Responding to the more reductionist approach to assurance of salvation of his childhood, Lawrence emphasizes the need to describe and define genuine faith, which he characterizes as having three elements: knowledge, agreement, and trust. He demonstrates from the Bible that real faith is something one sees played out in the lives of those claiming it and provides the reader eight practical ways that we (local churches) can help to engineer assurance in the lives of our congregation.
In his last chapter, Lawrence addresses another extremely popular idea, namely the notion of “belonging before believing.” Belonging is absolutely central to the human experience, but how does that work in church. Again, previous answers to this question seek to galvanize community around pragmatic categories and vocational identities. Lawrence demonstrates that all such approaches fall short of taking seriously even a basic biblical understanding of conversion. However, Lawrence justly cautions conservative churches away from the mistakes of previous generations, who inadvertently constructed morality code-words and behaviors that merited one’s belonging. Instead, he once again addresses the notion of holiness, following 1 Corinthians in his discussion and provides a well orbed sense of holiness as hope driven rather than behavior modification. Further, and helpfully so, Lawrence provides a list from 1 Corinthians of those that may not fit the ideal categories but belong in the very heart of community, including the immature, the weak, and the wounded. Lawrence also demonstrates that there is a difference between these categories and the scandalous category of individualism that merits discipline and ejection from the church. Sin is not the issue – everybody in the church sins. Unrepentant sin is the issue. This chapter will hopefully resonate with both church leaders and students alike, who may be tempted to follow the rather plastic Jesus type approach to unrepentant sinners. By this I mean treating those who embrace their sin AND call themselves Christian as such, unlike Jesus, who only embraces those who don’t call themselves Christian and want rescue from sin.
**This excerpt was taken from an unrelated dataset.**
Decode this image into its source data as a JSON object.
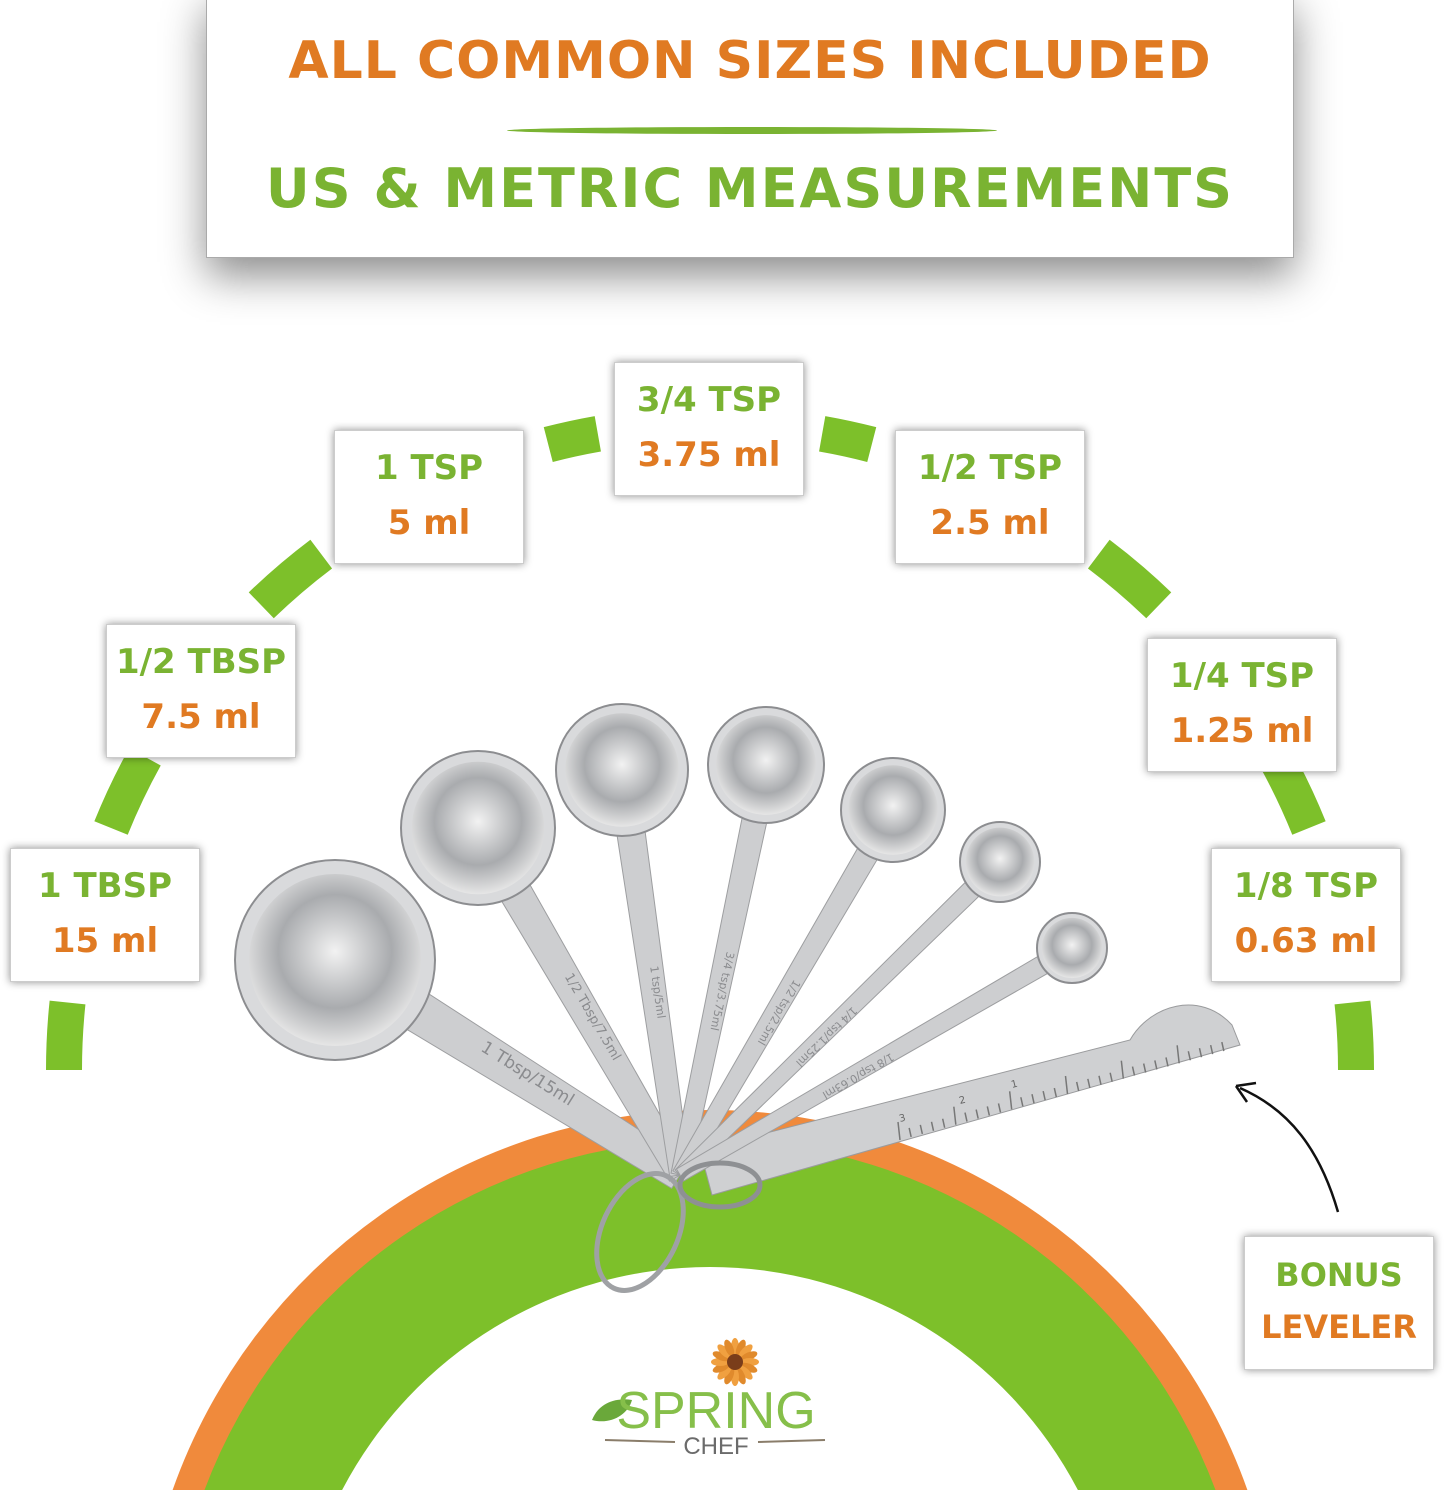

Michael Lawrence’s book could not be more clear, concise, and generous. Only the most cynical reader will find a contentious tone in the book. While unpopular with status quo, the book simply seeks to explore some of the pop Christianity’s more uncritically accepted ideas in the light of the biblical notion of conversion. Loving people, helping people feel they belong, tending to their felt needs, and other primary categories used by evangelicals are both biblical and reasonable, but should never be exercised at the expense of the most central reality of the gospel, namely that God brings sinners to life by his power. Most evangelicals believe this idea. Lawrence appeals to them to shape their methodology accordingly, so that the power of God appears most clearly in the supernaturally created people of God.
D. Jeffrey D. Mooney is Professor of Old Testament Interpretation and Theology at California Baptist University and Senior Pastor of Redeemer Baptist Church, Riverside CA.